Advertisement

What Else Remains for K.C. Jones in the NBA? : Basketball: He’s a Seattle assistant after winning in college and in the pros. But he will answer the phone of teams looking for a head coach.

Share
TIMES STAFF WRITER

K.C. Jones, still surrounded by green, glides into semi-retirement and, just maybe, the rest of his working life at the same time. That makes as much sense as one of the NBA’s most successful coaches of the 1980s breaking into the current decade by having to remind himself when to speak during timeouts--but it works.

It works very well, in fact. About as well as Jones could have imagined when he left the Boston Celtics, his longtime home, to join the Seattle SuperSonics.

“I’m 58 years old, 59 in May,” explains Jones, who even had a three-year coaching stint Brandeis, where he was 35-32. “Right now, I’ve done it all. I want to keep busy, but I don’t want to ‘do it all’ again.”

Advertisement

At least not now. After winning a gold medal as a member of the 1956 Olympic basketball team, an NCAA championship at the University of San Francisco, eight NBA titles as a Celtic player and two more as Boston coach, he is an assistant coach with the SuperSonics. And, by his own account, perfectly content.

That might sound strange to some, that a boss could become second in command and not mind. But Jones, laid back as ever, does not find it so unusual. He’ll rattle off a few other guys who have done the same thing.

It’s just that none of the other people have Jones’ success.

Therein lies the rub.

“But ego has never been a big thing with me,” he said Sunday. “Why someone with head-coaching experience would make the move to becoming an assistant, there are different reasons. Some want a chance to get back again. Others just like the position. It doesn’t matter about your personality, it only matters what you want to do.”

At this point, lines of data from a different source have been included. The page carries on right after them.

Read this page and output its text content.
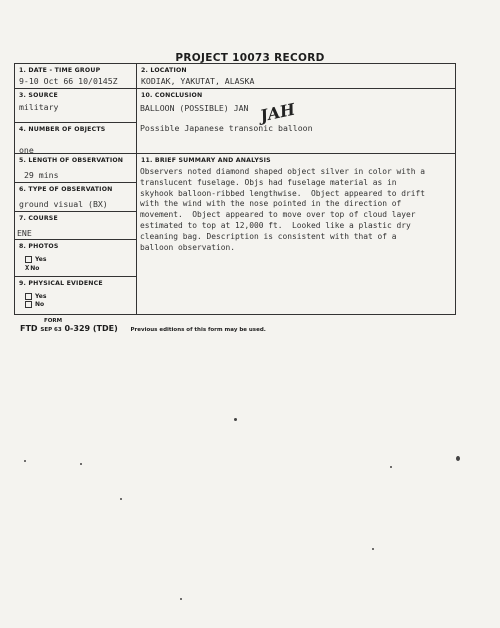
PROJECT 10073 RECORD
1. DATE - TIME GROUP
9-10 Oct 66 10/0145Z
3. SOURCE
military
4. NUMBER OF OBJECTS
one
5. LENGTH OF OBSERVATION
29 mins
6. TYPE OF OBSERVATION
ground visual (BX)
7. COURSE
ENE
8. PHOTOS
Yes
XNo
9. PHYSICAL EVIDENCE
Yes
No
2. LOCATION
KODIAK, YAKUTAT, ALASKA
10. CONCLUSION
BALLOON (POSSIBLE) JAN
Possible Japanese transonic balloon
11. BRIEF SUMMARY AND ANALYSIS
Observers noted diamond shaped object silver in color with a
translucent fuselage. Objs had fuselage material as in
skyhook balloon-ribbed lengthwise.  Object appeared to drift
with the wind with the nose pointed in the direction of
movement.  Object appeared to move over top of cloud layer
estimated to top at 12,000 ft.  Looked like a plastic dry
cleaning bag. Description is consistent with that of a
balloon observation.
JAH
FORM
FTD SEP 63 0-329 (TDE) Previous editions of this form may be used.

And K.C. Jones wants to do this. It’s important to note he wouldn’t have become an assistant for anyone except Bernie Bickerstaff, his good friend. Now that he is here, having left the glory of the Celtics for a franchise that hasn’t won a best-of-seven playoff series since 1987, Jones is enjoying it.

But for how much longer?

As Bickerstaff’s assistant, he probably has an open-ended lease.

The matter of becoming a head coach again is far less certain. Jones has a never-say-never policy, which means if the Clippers or Charlotte or another team wants to call during the summer, he’ll pick up the phone. He may not run to answer, but no suitors will get a busy signal from the start.

“I’ll listen,” said Jones, the subject of speculation regarding jobs at Sacramento and New Jersey last summer though he said there was no contact with either.

Advertisement

The Jones-Bickerstaff relationship goes back nearly 20 years. A year after he was an assistant to Bill Sharman on the 1971-72 Laker team that won a record 33 consecutive games and the NBA title, Jones became head coach of the American Basketball Assn.’s San Diego Conquistadors. There he met Bickerstaff, who not long before had turned down an offer to play for the Harlem Globetrotters to coach his alma mater, the University of San Diego.

When Jones took over the then-Capital Bullets, the same team that exists today under a different prefix, Bickerstaff came as an assistant. In 1974, the Bullets reached the NBA final before losing to Golden State.

Jones was eventually fired, and the two went their separate ways. The coach returned to Boston, the assistant stayed in Washington under Gene Shue and Dick Motta. After 12 years, he moved to Seattle to become a head coach, too.

Jones coached the Celtics eight seasons, winning seven division titles. What happened next is subject to interpretation. Jones said he resigned to become vice president of basketball operations; others claim he was kicked upstairs to make room for Jimmy Rodgers on the sideline.

Jones stayed in the front office one season. The desire to coach never left.

“It was not time yet,” he said.

When Bickerstaff called last summer, he didn’t have to ask Jones twice to come to Seattle. The friendship, the working relationship, made it good for both--the even-tempered Jones and Bickerstaff, who missed six games last season and was also hospitalized because of an ulcer. United they sit, again.

There were no major adjustments. The biggest belonged to Jones, who had to resist the reflex action to speak up at certain times. Times when the head coach should speak.

“It was difficult in the beginning in that regard,” he said. “But as the games would go by--the first 10 or 12--I got the knack. I don’t have to use the zipper anymore.”

Advertisement

In other words, the former No. 1 has no problems at No. 2.

“It’s not a question of missing anything much,” K.C. Jones said. “It’s just a question of being in the game.”